Which nursing progress note would most suggest that the treatment plan of a severely depressed and withdrawn patient has been effective?
- A. Slept 6 hours straight, sang with activity group, eager to see grandchild.
- B. Slept 8 hours, attended craft group, ate half of lunch, denies suicidal ideation.
- C. Slept 10 hours, personal hygiene adequate with assistance, lost one pound.
- D. Slept 7 hours on and off, reports "food has no taste", no self-harm noted.
Correct Answer: A
Rationale: The correct answer is A because it indicates positive changes in mood, engagement, and social interaction, which are key indicators of effective treatment for severe depression. Sleeping 6 hours straight shows improved sleep patterns, singing with the activity group reflects increased participation and enjoyment, and being eager to see the grandchild demonstrates a renewed sense of joy and connection.
Choice B is incorrect because although the patient denies suicidal ideation, the level of activity and engagement is not as high as in choice A. Choice C is incorrect as the focus is on physical aspects rather than emotional well-being and social interaction. Choice D is incorrect because the patient still shows signs of depression such as lack of appetite and loss of interest in activities.

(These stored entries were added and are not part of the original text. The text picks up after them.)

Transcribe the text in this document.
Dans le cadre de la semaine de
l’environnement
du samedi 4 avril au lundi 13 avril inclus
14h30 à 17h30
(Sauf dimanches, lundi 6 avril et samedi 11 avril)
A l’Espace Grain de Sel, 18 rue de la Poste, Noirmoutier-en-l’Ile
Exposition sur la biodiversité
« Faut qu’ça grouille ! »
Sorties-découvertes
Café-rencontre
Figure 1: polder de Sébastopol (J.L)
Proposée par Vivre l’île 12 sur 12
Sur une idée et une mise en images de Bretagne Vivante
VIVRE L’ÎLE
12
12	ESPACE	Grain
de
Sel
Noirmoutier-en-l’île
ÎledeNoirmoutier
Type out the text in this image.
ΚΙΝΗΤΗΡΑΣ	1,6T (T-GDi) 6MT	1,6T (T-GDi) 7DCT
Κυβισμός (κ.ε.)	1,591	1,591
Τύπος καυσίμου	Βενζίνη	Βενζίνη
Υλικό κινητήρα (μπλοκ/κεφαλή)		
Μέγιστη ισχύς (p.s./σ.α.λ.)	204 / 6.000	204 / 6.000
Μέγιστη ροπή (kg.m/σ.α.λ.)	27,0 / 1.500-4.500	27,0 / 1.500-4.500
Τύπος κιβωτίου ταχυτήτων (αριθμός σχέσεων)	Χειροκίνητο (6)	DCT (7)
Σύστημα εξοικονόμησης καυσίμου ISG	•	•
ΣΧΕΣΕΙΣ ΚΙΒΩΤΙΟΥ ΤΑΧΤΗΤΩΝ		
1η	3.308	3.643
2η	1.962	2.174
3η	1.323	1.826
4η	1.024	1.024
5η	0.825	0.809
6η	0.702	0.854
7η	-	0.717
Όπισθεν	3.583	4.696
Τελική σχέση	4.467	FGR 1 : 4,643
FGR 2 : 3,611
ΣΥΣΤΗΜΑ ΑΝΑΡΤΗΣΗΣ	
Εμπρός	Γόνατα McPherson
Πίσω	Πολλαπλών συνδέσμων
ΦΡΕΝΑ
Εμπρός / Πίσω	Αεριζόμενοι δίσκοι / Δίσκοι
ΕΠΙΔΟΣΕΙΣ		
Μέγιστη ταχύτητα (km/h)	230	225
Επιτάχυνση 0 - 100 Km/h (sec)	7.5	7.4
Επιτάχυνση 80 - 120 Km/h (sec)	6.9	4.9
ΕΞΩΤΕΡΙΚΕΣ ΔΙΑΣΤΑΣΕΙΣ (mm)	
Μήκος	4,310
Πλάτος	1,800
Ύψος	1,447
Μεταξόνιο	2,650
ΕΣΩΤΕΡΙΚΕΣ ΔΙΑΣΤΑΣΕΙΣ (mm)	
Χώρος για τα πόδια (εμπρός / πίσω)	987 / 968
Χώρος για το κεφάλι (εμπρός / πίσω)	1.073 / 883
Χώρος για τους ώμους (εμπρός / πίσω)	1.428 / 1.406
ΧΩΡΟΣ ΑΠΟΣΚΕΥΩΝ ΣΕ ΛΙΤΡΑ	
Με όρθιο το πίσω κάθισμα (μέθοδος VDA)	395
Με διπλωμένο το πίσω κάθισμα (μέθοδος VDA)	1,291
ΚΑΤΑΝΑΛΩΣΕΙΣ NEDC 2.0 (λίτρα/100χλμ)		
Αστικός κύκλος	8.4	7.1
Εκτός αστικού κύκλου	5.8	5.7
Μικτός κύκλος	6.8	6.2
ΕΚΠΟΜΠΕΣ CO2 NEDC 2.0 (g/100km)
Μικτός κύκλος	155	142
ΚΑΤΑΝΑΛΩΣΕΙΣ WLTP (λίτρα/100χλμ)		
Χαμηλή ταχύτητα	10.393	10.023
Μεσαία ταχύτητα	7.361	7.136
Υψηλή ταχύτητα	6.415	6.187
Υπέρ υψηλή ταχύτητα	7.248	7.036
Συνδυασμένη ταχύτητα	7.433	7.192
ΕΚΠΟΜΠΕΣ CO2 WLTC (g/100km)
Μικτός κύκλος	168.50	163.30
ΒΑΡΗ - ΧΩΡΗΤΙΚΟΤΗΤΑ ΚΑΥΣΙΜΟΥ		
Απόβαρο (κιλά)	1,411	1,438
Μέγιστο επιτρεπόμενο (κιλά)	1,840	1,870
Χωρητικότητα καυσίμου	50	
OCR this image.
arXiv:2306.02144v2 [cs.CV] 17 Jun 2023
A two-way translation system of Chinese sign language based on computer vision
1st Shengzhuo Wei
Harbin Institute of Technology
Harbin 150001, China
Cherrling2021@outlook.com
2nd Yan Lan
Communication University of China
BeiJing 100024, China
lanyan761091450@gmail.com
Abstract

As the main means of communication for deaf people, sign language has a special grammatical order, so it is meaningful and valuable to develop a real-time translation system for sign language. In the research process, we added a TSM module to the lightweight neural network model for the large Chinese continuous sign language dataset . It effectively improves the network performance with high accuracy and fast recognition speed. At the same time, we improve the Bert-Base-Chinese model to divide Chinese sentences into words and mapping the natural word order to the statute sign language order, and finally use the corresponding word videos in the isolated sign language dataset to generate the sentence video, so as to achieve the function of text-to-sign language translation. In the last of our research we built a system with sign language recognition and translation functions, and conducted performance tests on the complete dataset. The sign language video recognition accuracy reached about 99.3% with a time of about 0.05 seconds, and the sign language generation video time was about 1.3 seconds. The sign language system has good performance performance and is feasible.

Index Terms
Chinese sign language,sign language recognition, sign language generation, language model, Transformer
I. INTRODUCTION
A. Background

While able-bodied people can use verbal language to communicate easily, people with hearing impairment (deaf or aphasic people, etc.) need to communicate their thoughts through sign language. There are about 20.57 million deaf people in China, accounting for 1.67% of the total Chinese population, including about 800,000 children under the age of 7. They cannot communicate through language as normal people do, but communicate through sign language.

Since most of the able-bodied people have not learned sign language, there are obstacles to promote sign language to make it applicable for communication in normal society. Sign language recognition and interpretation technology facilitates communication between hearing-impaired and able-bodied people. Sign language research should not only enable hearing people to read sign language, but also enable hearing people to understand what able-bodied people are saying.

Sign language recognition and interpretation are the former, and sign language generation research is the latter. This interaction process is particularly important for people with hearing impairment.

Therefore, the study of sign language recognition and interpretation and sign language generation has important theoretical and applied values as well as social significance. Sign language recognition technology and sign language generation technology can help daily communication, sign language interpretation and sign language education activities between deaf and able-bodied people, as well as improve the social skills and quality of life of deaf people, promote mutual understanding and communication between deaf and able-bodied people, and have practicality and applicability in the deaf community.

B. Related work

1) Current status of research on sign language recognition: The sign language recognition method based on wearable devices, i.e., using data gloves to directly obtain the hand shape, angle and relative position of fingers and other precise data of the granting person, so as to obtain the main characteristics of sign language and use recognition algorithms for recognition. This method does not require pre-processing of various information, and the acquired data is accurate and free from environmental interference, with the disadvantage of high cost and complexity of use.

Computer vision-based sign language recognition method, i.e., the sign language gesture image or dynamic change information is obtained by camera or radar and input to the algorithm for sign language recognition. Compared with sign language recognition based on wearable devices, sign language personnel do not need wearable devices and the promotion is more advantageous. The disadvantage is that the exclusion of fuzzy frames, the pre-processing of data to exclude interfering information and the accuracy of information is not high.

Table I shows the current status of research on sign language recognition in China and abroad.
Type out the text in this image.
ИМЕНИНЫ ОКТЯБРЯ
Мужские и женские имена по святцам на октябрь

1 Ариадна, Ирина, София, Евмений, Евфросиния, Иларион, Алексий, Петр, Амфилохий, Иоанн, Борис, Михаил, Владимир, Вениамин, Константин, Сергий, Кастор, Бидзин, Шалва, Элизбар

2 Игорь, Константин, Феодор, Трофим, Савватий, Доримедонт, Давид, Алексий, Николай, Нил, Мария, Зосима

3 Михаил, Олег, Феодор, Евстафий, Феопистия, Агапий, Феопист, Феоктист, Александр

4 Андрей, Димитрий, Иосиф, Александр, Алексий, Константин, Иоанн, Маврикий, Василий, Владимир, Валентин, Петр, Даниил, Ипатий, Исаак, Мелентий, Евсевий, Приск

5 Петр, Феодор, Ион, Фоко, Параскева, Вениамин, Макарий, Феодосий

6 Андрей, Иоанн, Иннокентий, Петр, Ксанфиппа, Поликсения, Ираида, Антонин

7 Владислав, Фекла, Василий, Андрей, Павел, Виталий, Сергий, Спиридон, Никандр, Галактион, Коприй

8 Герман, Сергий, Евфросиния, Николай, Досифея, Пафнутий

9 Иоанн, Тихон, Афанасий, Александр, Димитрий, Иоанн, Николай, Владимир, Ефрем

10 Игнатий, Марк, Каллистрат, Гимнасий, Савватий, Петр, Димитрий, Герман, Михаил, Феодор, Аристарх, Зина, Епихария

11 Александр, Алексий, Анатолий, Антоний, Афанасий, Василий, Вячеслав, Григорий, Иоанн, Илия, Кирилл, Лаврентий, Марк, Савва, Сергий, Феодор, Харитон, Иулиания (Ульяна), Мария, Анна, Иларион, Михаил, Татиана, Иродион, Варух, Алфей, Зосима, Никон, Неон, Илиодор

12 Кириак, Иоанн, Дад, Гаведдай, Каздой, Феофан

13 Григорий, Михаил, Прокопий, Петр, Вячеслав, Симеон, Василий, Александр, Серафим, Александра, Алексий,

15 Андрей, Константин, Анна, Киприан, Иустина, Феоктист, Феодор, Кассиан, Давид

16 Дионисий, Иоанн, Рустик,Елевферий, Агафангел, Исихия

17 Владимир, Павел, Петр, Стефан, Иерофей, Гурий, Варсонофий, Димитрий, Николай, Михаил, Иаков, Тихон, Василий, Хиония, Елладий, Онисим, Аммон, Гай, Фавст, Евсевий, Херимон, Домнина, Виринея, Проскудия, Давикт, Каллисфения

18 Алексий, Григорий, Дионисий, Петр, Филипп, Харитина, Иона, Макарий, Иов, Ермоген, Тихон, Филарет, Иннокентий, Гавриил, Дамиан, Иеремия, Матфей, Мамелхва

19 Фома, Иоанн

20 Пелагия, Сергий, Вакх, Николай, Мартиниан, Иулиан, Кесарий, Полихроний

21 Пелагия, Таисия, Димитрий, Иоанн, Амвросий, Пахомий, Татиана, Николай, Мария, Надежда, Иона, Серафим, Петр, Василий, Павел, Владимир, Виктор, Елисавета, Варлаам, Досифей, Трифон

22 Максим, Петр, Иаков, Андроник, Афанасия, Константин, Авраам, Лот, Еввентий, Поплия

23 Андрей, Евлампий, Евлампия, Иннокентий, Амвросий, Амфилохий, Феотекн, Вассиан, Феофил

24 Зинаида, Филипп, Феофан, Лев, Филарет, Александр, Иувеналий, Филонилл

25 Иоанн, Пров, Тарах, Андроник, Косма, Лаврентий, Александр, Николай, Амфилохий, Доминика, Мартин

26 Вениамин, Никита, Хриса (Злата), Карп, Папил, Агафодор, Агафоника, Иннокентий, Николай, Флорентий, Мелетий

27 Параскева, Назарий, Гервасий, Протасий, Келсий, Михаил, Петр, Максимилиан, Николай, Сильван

What is a key consideration when treating a patient with anorexia nervosa?
- A. Addressing the patient's weight first and foremost.
- B. Focusing on nutrition and caloric intake without addressing underlying issues.
- C. Addressing the psychological and emotional factors that contribute to the disorder.
- D. Providing strict dietary restrictions to help the patient regain control over food.
Correct Answer: C
Rationale: The correct answer is C because addressing the psychological and emotional factors is crucial in treating anorexia nervosa. This disorder is not solely about weight or food intake; it often involves deeper psychological issues such as body image distortion, low self-esteem, and control issues. By focusing on the underlying psychological and emotional factors, therapists can help patients understand and cope with these issues, leading to more effective and sustainable recovery. Choices A, B, and D are incorrect because they overlook the complexity of anorexia nervosa and may even exacerbate the patient's condition by neglecting the root causes of the disorder.
When a victim of sexual assault is discharged from the emergency department, the nurse should:
- A. Notify the patient's family of the event to ensure support for the patient.
- B. Offer to stay with the patient until stability is regained.
- C. Advise the patient to try not to think about the assault.
- D. Provide referral information verbally and in writing.
Correct Answer: D
Rationale: The correct answer is D because providing referral information verbally and in writing ensures that the victim has access to appropriate resources for follow-up care and support. This step is crucial in helping the victim navigate the emotional and physical aftermath of the assault.
A: Notifying the patient's family without the patient's consent could violate the patient's privacy and autonomy.
B: While offering to stay with the patient shows support, it may not always be feasible and may not address the victim's long-term needs.
C: Advising the patient to try not to think about the assault is dismissive of their trauma and does not provide constructive support.